‘You needed guns’: There was never a 3D GTA set in London because the series is inherently American, Dan Houser says
The only London GTAs were the mission packs released for the top-down original

Former Rockstar writer Dan Houser says there’s never been a 3D Grand Theft Auto game set in London because American culture is what defines the series.
When the original Grand Theft Auto was released on PS1 and PC in 1997, it was followed by a mission pack called Grand Theft Auto: London 1969, as well as a shorter, free PC-only one called London 1961.
Since then, fans have frequently asked for a full 3D open-world iteration in the Grand Theft Auto series to be set in London, much like Sony‘s PS2 game The Getaway.
In an interview with Lex Fridman, Houser – who left Rockstar in 2020 and announced his new company Absurd Ventures last year – was discussing his views on the upcoming Grand Theft Auto 6 when the topic of a London-based GTA came up.
Discussing the series’ return to Vice City, Fridman told Houser he felt that Miami was the ideal city for the level of US satire the Grand Theft Auto series is known for because it “has this duality of a glossy surface and a dark underworld”.
He asked: “It has the influencers, the crypto bros, the yachts, bikinis, plastic surgery, sports cars, drugs, cartel cash, luxury, super rich people and the desperately poor, just the whole of it. Would it be the perfect city to explore the full cast of characters that are possible, that human nature can generate?”
“I think it’s one of them”, Houser replied. You know, there’s a reason why GTA kept coming back to Miami, New York, Los Angeles. I think they’re all very good for exactly what you laid out. You could move it to any of those and it would work, you know?

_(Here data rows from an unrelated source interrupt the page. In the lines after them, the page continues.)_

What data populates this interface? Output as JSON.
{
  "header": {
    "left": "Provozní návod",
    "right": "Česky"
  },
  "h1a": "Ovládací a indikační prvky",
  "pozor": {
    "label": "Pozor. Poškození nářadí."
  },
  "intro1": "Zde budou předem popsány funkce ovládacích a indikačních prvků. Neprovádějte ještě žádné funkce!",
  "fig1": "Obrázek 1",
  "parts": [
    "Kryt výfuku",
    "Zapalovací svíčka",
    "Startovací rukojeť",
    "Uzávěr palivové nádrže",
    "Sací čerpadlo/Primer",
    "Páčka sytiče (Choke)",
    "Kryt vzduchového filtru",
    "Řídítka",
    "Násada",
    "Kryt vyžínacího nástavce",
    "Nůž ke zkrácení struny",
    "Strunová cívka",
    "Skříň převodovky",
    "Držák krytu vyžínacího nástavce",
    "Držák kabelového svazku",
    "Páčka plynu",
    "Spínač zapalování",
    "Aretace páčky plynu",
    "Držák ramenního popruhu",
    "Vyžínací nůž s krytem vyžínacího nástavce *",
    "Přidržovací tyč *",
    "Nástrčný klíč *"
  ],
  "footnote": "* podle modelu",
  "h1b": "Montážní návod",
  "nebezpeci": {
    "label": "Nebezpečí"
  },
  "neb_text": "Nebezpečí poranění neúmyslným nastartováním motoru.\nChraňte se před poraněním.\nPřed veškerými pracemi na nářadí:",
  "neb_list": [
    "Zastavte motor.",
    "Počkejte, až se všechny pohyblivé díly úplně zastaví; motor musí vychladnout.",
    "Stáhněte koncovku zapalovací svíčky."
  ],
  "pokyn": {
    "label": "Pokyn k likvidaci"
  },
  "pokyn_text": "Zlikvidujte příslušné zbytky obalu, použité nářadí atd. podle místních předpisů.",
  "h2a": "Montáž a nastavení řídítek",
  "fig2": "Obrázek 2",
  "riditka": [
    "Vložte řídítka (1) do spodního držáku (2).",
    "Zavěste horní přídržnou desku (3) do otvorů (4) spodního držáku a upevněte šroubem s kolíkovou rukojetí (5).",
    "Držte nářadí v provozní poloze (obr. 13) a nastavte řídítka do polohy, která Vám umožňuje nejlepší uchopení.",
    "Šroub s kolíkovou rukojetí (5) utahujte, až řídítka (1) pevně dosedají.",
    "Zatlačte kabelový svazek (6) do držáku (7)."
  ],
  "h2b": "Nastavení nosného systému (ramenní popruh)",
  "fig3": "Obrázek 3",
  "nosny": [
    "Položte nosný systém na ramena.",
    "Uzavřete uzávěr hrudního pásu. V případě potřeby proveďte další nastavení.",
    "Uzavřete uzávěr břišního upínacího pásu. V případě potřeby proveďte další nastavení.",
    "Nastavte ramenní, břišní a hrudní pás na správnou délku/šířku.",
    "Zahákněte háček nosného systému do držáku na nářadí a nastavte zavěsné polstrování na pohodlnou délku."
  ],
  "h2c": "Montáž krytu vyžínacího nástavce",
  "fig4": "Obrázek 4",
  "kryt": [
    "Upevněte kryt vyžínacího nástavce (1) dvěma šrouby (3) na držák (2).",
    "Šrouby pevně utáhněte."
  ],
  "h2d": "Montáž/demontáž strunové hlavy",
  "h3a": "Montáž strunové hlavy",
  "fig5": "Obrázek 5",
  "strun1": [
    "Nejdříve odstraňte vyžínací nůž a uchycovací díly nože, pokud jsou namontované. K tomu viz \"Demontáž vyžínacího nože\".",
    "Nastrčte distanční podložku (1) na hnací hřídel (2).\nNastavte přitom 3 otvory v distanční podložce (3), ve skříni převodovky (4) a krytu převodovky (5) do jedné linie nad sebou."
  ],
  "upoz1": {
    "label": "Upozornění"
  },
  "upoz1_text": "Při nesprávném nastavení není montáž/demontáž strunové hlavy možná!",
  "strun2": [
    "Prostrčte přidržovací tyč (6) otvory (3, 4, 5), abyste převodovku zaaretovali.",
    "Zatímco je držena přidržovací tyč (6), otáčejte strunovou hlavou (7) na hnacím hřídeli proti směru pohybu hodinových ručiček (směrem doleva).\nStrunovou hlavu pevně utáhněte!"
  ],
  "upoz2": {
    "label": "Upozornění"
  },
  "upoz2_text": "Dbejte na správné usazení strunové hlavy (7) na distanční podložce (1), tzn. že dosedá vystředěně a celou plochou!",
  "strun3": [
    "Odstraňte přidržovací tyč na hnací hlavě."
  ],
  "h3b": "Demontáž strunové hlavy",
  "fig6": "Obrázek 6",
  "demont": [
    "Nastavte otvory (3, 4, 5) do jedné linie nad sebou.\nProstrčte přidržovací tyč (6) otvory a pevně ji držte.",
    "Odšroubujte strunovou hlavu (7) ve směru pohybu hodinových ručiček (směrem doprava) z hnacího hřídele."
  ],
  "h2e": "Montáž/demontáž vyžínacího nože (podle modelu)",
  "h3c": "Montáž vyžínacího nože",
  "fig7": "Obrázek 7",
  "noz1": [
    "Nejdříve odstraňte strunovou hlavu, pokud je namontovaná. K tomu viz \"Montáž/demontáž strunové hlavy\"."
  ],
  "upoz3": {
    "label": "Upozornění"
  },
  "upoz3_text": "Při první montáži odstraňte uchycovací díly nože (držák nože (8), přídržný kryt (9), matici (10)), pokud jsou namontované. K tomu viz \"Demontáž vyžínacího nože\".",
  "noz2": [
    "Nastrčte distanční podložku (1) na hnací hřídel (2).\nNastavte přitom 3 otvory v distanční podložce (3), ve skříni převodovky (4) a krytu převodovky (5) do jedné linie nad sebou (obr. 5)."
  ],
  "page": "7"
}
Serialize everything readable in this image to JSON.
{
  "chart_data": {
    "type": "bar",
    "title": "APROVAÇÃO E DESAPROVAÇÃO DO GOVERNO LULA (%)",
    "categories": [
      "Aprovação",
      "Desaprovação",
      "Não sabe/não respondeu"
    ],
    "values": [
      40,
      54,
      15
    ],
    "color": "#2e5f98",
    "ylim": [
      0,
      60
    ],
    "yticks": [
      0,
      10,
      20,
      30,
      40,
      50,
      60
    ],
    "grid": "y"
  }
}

“There’s a melting pot aspect to [cities like] LA. There’s glitz, glamour, underbelly, immigrants, enormous wealth in all of them. I think those are what are really fun for not even just GTA, but for anything where you want a slice of life.
“It’s almost like a psychotic version of a Dickens book. He did it with London, you know, this psychotic version of all these kinds of characters in a melting pot. Any of these global cities work well for that.”
With London entering the discussion, Fridman then asked Houser – whose career at Rockstar started as producer and writer of the Grand Theft Auto: London 1969 mission pack back in 1999 – was asked if there was ever any attempt by Rockstar to make a full 3D open-world Grand Theft Auto game in London.

Houser replied that while numerous global cities are suitable potential melting pots, the Grand Theft Auto series has American culture at its core, meaning there were never really any plans to set an instalment in London.
We made a little thing in London 26 years ago, GTA London, for the top-down game for the PS1,” Houser said. “That was pretty cute and fun, as the first mission pack ever for PlayStation.
“I think for a full GTA game, we always decided there was so much Americana inherent in the IP, it would be really hard to make it work in London or anywhere else. You know, you needed guns, you needed these larger-than-life characters.
“It just felt like the game was so much about America, possibly from an outsider’s perspective. That was so much about what the thing was that it wouldn’t really have worked in the same way elsewhere.”